Шамая пробрала дрожь. Утро его страшило, да и озяб он.
Впереди послышались какие-то крики, потом ясно донеслось:
— Батарея, налево! Батарея, налево!
Кто-то проскакал на коне, крикнув:
— Подходим к передовой! Не отставать!
Шамай узнал Христосика, тот каркал, словно птица спросонья.
Повозка с убитыми подкатила к развилке.
«Эта дорога ведет на передовую», — подумал Шамай и долго смотрел в тесную просеку, прорубленную в лесу. Впереди что-то случилось, отрывистые команды мешались с суматошными выкриками. Повозка Шамая то останавливалась, то продвигалась вперед на метр-два. Шамай залез в повозку, закурил под брезентом, задевая каской за сапоги убитого. «Завтра вонять, поди, будут», — подумалось ему. Рядом с повозкой кто-то сказал, что уже три часа, что пришли вовремя и все идет как по маслу. Шамай сидел под брезентом, не шелохнувшись. Говорить мог и Кляко.
Наконец все тронулись, теперь уже без остановок. Приехали на дно какой-то лощины, где их встретил бас маленького фельдфебеля Чилины:
— Распрягай лошадей, голубчики разэдакие, и все за мной. Да поживей, как по тревоге. Тут война настоящая, шутки с ней плохи, ребята.
Слушать его было приятно. В его словах не было злорадства, и солдаты быстро и ловко распрягали лошадей.
— Распряжем, почему не распрячь, пан фельдфебель. А можно мне по большой нужде сбегать? Разве наперед рассчитаешь, когда понадобится!
— Где ты раньше был? Дам тебе под зад, если через минуту не управишься. Может, помочь прикажешь?
— Нет, не надо.
— Ну, то-то!
Солдаты перекидывались шутками, и у всех стало веселей на душе. И у фельдфебеля и у молчунов.
Потом Чилина отвел всех в чащу. Там они привязали лошадей, задали им корму, и Шамай подумал, что теперь не грех бы и отдохнуть.

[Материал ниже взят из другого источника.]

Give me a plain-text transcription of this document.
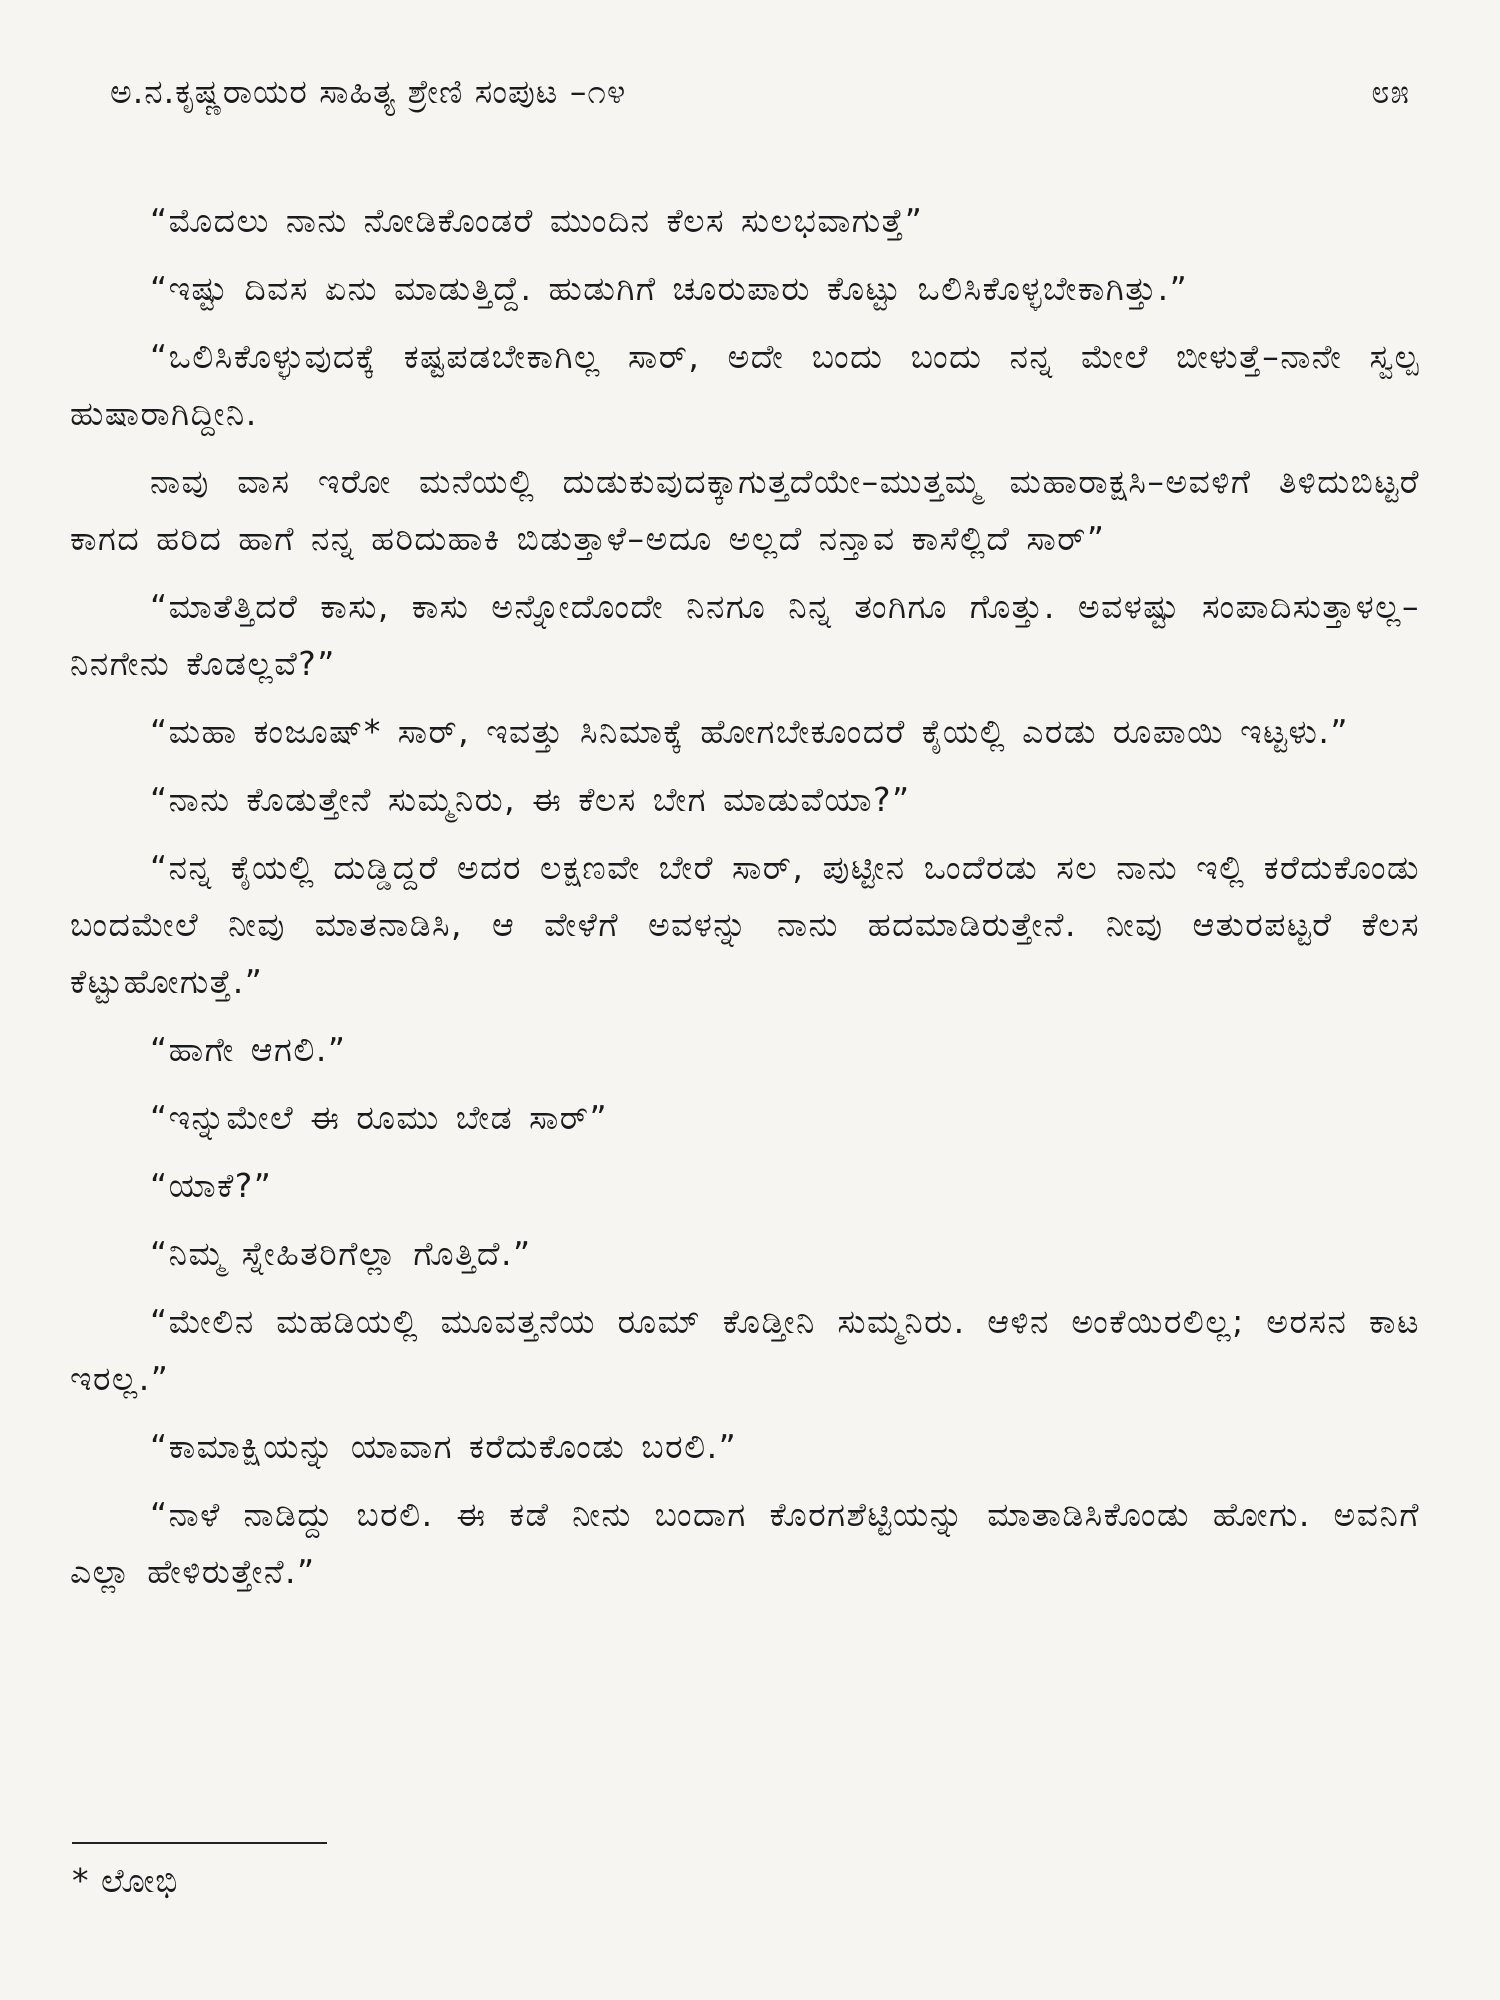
ಅ.ನ.ಕೃಷ್ಣರಾಯರ ಸಾಹಿತ್ಯ ಶ್ರೇಣಿ ಸಂಪುಟ –೧೪	೮೫

“ಮೊದಲು ನಾನು ನೋಡಿಕೊಂಡರೆ ಮುಂದಿನ ಕೆಲಸ ಸುಲಭವಾಗುತ್ತೆ”

“ಇಷ್ಟು ದಿವಸ ಏನು ಮಾಡುತ್ತಿದ್ದೆ. ಹುಡುಗಿಗೆ ಚೂರುಪಾರು ಕೊಟ್ಟು ಒಲಿಸಿಕೊಳ್ಳಬೇಕಾಗಿತ್ತು.”

“ಒಲಿಸಿಕೊಳ್ಳುವುದಕ್ಕೆ ಕಷ್ಟಪಡಬೇಕಾಗಿಲ್ಲ ಸಾರ್, ಅದೇ ಬಂದು ಬಂದು ನನ್ನ ಮೇಲೆ ಬೀಳುತ್ತೆ–ನಾನೇ ಸ್ವಲ್ಪ ಹುಷಾರಾಗಿದ್ದೀನಿ.

ನಾವು ವಾಸ ಇರೋ ಮನೆಯಲ್ಲಿ ದುಡುಕುವುದಕ್ಕಾಗುತ್ತದೆಯೇ–ಮುತ್ತಮ್ಮ ಮಹಾರಾಕ್ಷಸಿ–ಅವಳಿಗೆ ತಿಳಿದುಬಿಟ್ಟರೆ ಕಾಗದ ಹರಿದ ಹಾಗೆ ನನ್ನ ಹರಿದುಹಾಕಿ ಬಿಡುತ್ತಾಳೆ–ಅದೂ ಅಲ್ಲದೆ ನನ್ತಾವ ಕಾಸೆಲ್ಲಿದೆ ಸಾರ್”

“ಮಾತೆತ್ತಿದರೆ ಕಾಸು, ಕಾಸು ಅನ್ನೋದೊಂದೇ ನಿನಗೂ ನಿನ್ನ ತಂಗಿಗೂ ಗೊತ್ತು. ಅವಳಷ್ಟು ಸಂಪಾದಿಸುತ್ತಾಳಲ್ಲ–ನಿನಗೇನು ಕೊಡಲ್ಲವೆ?”

“ಮಹಾ ಕಂಜೂಷ್* ಸಾರ್, ಇವತ್ತು ಸಿನಿಮಾಕ್ಕೆ ಹೋಗಬೇಕೂಂದರೆ ಕೈಯಲ್ಲಿ ಎರಡು ರೂಪಾಯಿ ಇಟ್ಟಳು.”

“ನಾನು ಕೊಡುತ್ತೇನೆ ಸುಮ್ಮನಿರು, ಈ ಕೆಲಸ ಬೇಗ ಮಾಡುವೆಯಾ?”

“ನನ್ನ ಕೈಯಲ್ಲಿ ದುಡ್ಡಿದ್ದರೆ ಅದರ ಲಕ್ಷಣವೇ ಬೇರೆ ಸಾರ್, ಪುಟ್ಟೀನ ಒಂದೆರಡು ಸಲ ನಾನು ಇಲ್ಲಿ ಕರೆದುಕೊಂಡು ಬಂದಮೇಲೆ ನೀವು ಮಾತನಾಡಿಸಿ, ಆ ವೇಳೆಗೆ ಅವಳನ್ನು ನಾನು ಹದಮಾಡಿರುತ್ತೇನೆ. ನೀವು ಆತುರಪಟ್ಟರೆ ಕೆಲಸ ಕೆಟ್ಟುಹೋಗುತ್ತೆ.”

“ಹಾಗೇ ಆಗಲಿ.”

“ಇನ್ನುಮೇಲೆ ಈ ರೂಮು ಬೇಡ ಸಾರ್”

“ಯಾಕೆ?”

“ನಿಮ್ಮ ಸ್ನೇಹಿತರಿಗೆಲ್ಲಾ ಗೊತ್ತಿದೆ.”

“ಮೇಲಿನ ಮಹಡಿಯಲ್ಲಿ ಮೂವತ್ತನೆಯ ರೂಮ್ ಕೊಡ್ತೀನಿ ಸುಮ್ಮನಿರು. ಆಳಿನ ಅಂಕೆಯಿರಲಿಲ್ಲ; ಅರಸನ ಕಾಟ ಇರಲ್ಲ.”

“ಕಾಮಾಕ್ಷಿಯನ್ನು ಯಾವಾಗ ಕರೆದುಕೊಂಡು ಬರಲಿ.”

“ನಾಳೆ ನಾಡಿದ್ದು ಬರಲಿ. ಈ ಕಡೆ ನೀನು ಬಂದಾಗ ಕೊರಗಶೆಟ್ಟಿಯನ್ನು ಮಾತಾಡಿಸಿಕೊಂಡು ಹೋಗು. ಅವನಿಗೆ ಎಲ್ಲಾ ಹೇಳಿರುತ್ತೇನೆ.”

* ಲೋಭಿ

— Теперь, ребята, сгружай боеприпасы! Да аккуратненько с этими чертовыми куклами! Подорветесь еще. Придется тогда новых хоронить.
Три повозки выгрузили, и Шамай хотел было спросить, что делать с убитыми, но в суматохе забыл.
— Батарея, стройся! Батарея, стройся! — кричал солдатам Христосик, а когда все собрались, сообщил: — Сейчас выступит командир.
— Что такое?
— Речь скажет.
— Это еще зачем? Спать охота.
— Смирно!
— Солдаты! — обратился к строю надпоручик. Он забрался, как видно, повыше; голос его доносился откуда-то сверху.
— Никак на дерево залез?
— А бук здесь растет?
— А черт его знает.
— Наша вторая батарея…
— Молчи! Да не топчись, ноги мне отдавил!
— …наша вторая батарея прибыла в расположение передовых частей, к тому самому пункту, о котором договорилось наше командование с немецким. Мы сейчас находимся как раз там. — Гайнич помолчал, затем повысил голос и сердито продолжал: — Отсюда мы никуда не отойдем, у нас один путь — только вперед! Рука об руку с немецкими друзьями мы одержим победу над большевизмом! Положение резко изменилось! Теперь я требую строжайшей дисциплины, неукоснительного повиновения и точного выполнения всех приказов. — Минута была столь торжественной, что у надпоручика даже голос дрогнул. — С теми, кто не подчинится, разговор будет короткий. Немедленно в трибунал. Тому, кто не знает, что такое полевой суд, я разъясню лично.
— Бабах — и готово!
— Тихо там! Кто это сказал?
Послышался чей-то робкий одинокий смешок.
— Тут все время кто-то испытывает мое терпение, но я эту сволочь найду, он у меня узнает, где раки зимуют! Командиром огневой позиции назначаю поручика Кристека. На наблюдательный пункт отправится поручик Кляко. — Солдаты замерли: решались судьбы людей. — Да, да, все мы люди, и я ценю то, что вы совершили трехмесячный пеший переход. Это геройство. Я доволен вами, исключая нескольких сволочей, которые стараются внести беспорядок в наши ряды. Этими сволочами я еще займусь. Но в общем я вами доволен и потому приказываю каптенармусу выдать каждому солдату по пол-литра рому. Начинайте раздачу, каптенармус! Отбывающие на наблюдательный пункт получают ром в первую очередь.